If you collect reviews or survey responses, reading through all of them takes real time, and patterns are easy to miss when you’re skimming.

Try this prompt:

“Here are [number] customer reviews: [paste them]. Summarize the 3 most common compliments and the 3 most common complaints. Quote a couple of representative lines so I can see the actual wording. Don’t soften negative feedback.”

Claude can handle a long context window, so you can paste in dozens of reviews at once rather than summarizing in small batches. You get the big picture without reading every single comment, but for anything going into a public response, read the actual quotes Claude pulls before you act on them.

7. Building a content calendar you’ll actually follow

Figuring out what to post and when is its own job. Most small business owners do this in their head or on a sticky note that gets lost.

Try this prompt:

“Build me a 4-week content calendar. I want to post [X] times a week on [platforms]. My goals are [goal]. Lay it out as a table: date, platform, content type, topic.”

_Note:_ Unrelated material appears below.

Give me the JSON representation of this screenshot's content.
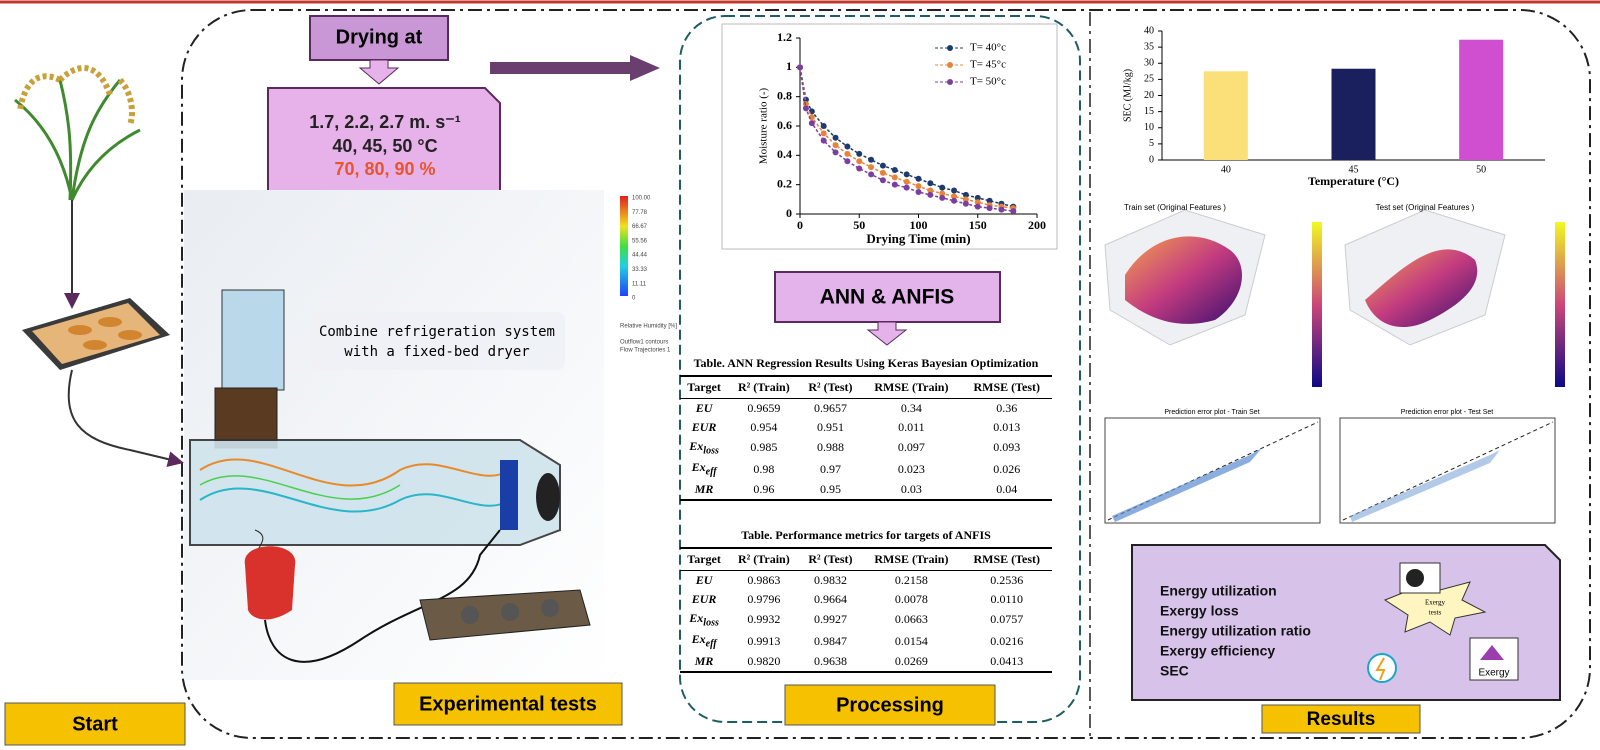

Ask Claude to put this in a table inside an Artifact. It’s easier to edit and keep open in a separate panel than to scroll back through a chat to find it.

A note on Claude for Small Business

In May 2026, Anthropic launched Claude for Small Business, which connects Claude directly to tools many small businesses already use, including Canva, HubSpot, QuickBooks, and Google Workspace, through Claude Cowork.

It runs inside the tools owners already rely on and takes on the work that piles up after hours, including kicking off a marketing project. It ships with 15 ready-to-run AI workflows spanning finance, operations, sales, marketing, HR, and customer service.

If you’re already on a Claude Team plan, it’s worth turning on inside Cowork. If you’re just getting started, the regular claude.ai chat and the prompts above will get you most of the same value for free.

The big idea

None of these 7 tasks need your personal touch to get started. They need time. That’s what Claude gives back, so you can spend your actual energy on the parts of marketing only you can do: the strategy, the relationships, the judgment calls.